The problem is in the quantifiers. The pumping lemma says that any string $s$ with $|s|\geq p$ can be written as $xyz$ such that the three properties hold. It doesn't say that every way of writing it as $xyz$ that makes the first two properties hold also makes the third one hold.

For the language $\{0^{2n}\mid n\geq 0\}$, we proceed as follows. First, note that we must have $p\geq 2$, since if $p=1$, we're forced to take $x=\epsilon$, $y=0$, $z=0^{2p-1}$ and you already showed in the question that this doesn't work. So, with $p\geq 2$, we can write $s = 0^{2p}$ as $s=\epsilon\,00\,0^{2(p-1)}$ ($x=\epsilon$, $y=00$, $z=0^{2(p-1)}$). We have $|\epsilon00| \leq p$, $|00|>1$ and $(00)^i\,0^{2(p-1)}\in L$ for all $i\geq 0$. Thus, there exists some way of decomposing the string as $xyz$ that satisfies all the properties, even though the first decomposition you thought of didn't work.

To show that a language isn't regular, you need to show that every decomposition into $xyz$ that satisfies the first two properties fails to satisfy the third one. It's not enough to just show that one decomposition doesn't work.

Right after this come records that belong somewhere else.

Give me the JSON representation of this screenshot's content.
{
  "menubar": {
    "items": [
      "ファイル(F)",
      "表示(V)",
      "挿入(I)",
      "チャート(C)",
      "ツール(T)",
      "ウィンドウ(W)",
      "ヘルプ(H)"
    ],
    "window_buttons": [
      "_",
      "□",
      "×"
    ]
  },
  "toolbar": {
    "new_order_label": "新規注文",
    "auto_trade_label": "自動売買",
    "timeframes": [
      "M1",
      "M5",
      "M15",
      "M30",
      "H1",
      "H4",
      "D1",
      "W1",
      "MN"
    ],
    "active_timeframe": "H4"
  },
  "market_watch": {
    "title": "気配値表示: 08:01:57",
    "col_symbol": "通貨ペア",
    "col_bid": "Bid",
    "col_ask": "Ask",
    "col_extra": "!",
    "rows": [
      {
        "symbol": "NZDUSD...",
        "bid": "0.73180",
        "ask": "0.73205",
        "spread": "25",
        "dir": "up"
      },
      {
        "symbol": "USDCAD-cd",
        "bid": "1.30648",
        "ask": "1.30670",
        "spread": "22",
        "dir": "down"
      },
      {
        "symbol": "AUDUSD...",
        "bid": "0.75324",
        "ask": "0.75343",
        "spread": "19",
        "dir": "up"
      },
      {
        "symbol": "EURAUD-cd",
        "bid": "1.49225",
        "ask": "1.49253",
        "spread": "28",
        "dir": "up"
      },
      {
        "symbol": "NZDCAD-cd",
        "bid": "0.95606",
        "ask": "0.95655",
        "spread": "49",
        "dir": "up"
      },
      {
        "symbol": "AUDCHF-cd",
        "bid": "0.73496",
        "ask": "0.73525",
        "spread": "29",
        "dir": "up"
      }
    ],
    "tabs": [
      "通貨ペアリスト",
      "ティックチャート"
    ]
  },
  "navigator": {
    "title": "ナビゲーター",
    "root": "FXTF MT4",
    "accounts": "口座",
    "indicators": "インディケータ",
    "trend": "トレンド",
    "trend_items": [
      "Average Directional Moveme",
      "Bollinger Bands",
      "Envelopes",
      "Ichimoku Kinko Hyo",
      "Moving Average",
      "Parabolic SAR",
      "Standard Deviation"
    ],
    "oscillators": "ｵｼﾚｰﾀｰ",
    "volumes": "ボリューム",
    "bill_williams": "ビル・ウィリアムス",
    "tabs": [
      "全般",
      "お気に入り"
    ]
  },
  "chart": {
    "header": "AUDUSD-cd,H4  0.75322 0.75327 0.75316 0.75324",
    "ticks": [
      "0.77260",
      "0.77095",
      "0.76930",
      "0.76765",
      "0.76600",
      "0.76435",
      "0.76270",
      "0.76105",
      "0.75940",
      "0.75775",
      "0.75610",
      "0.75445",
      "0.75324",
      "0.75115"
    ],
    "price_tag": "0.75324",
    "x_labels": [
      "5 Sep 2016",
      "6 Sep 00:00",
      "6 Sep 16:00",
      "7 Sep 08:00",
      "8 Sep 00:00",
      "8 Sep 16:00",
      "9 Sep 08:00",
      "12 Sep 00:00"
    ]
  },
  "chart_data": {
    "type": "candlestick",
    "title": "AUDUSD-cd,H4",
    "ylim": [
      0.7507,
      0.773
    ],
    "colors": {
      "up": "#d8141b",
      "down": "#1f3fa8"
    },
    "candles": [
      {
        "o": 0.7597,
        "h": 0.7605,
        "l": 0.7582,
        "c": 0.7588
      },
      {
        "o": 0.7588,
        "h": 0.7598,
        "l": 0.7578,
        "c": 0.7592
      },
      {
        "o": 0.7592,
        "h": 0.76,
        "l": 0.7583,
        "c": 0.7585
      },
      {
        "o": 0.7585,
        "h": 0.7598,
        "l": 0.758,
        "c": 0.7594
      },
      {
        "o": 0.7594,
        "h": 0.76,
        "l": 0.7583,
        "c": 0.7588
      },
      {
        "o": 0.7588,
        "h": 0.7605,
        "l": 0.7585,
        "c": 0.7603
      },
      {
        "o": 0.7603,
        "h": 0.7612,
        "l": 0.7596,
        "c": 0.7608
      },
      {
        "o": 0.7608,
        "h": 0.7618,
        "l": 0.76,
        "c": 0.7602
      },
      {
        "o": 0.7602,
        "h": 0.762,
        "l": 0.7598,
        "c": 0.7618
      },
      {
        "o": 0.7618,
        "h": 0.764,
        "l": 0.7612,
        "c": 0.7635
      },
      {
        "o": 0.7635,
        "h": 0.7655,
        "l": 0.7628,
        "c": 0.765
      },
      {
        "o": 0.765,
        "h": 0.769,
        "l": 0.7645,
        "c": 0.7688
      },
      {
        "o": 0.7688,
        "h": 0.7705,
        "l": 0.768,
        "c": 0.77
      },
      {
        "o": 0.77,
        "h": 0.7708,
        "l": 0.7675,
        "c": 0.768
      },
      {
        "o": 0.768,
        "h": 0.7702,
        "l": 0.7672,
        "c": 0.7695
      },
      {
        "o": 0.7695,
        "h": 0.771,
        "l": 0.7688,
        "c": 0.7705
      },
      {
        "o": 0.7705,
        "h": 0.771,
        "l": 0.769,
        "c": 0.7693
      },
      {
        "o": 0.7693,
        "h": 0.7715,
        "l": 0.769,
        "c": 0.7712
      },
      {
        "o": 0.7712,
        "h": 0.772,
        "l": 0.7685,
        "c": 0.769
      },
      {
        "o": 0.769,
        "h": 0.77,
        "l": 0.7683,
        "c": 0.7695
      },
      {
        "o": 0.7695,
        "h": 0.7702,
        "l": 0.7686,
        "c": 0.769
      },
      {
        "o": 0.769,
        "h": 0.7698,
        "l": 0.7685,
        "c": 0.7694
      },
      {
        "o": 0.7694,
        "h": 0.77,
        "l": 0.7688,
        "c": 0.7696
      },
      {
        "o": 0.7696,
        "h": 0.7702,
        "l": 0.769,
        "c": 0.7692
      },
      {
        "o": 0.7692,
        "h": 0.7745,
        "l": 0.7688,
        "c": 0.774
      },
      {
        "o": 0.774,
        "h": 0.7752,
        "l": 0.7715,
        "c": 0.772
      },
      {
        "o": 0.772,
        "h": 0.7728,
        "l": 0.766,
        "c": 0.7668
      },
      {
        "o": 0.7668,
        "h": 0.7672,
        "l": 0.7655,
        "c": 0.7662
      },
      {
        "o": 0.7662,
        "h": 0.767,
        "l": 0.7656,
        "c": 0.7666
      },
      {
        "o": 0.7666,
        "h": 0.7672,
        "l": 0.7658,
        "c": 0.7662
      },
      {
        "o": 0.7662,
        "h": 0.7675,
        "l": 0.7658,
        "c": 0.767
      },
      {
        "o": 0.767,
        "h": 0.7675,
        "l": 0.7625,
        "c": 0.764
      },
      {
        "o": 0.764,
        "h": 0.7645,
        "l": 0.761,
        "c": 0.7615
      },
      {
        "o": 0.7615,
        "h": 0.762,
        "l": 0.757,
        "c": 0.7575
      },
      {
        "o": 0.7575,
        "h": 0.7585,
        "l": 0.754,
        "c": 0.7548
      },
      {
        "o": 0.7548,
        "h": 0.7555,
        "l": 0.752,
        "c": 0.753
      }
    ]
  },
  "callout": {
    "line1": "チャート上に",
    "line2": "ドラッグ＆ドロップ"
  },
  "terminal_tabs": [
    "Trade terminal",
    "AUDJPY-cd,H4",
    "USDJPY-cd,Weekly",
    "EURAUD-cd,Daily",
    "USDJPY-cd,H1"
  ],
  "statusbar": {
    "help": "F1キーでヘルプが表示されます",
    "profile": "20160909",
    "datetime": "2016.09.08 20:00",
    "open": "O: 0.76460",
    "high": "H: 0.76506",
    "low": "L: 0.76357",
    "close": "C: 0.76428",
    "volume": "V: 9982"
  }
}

To understand why the pumping lemma is the way it is, it helps to think about the proof. If a language is regular, it is accepted by some DFA. That DFA has some number of states: call it $p$. By the pigeonhole principle, whenever that DFA reads a string longer than $p$, it must visit some state twice: say state $q$. Now, $x$ is the part of the input read upto (and including) the first visit to $q$, $y$ is the part read after the first visit and upto and including the second (which must be at least one character) and $z$ is the rest. But now you can see that $xz$ must be accepted: $x$ takes you from the start state to $q$ and $z$ takes you from $q$ to an accepting state. Likewise, $xy^iz$ must be accepted for any positive $i$, since each repetition of $y$ takes you from $q$ back to $q$. Note that the decomposition of the input into $x$, $y$ and $z$ is entirely determined by the automaton which is, in turn, determined (but not uniquely) by the language. So you don't get to choose the decomposition: if the langauge is regular, some decomposition exists; to show that a language is not regular, you must show that every decomposition fails.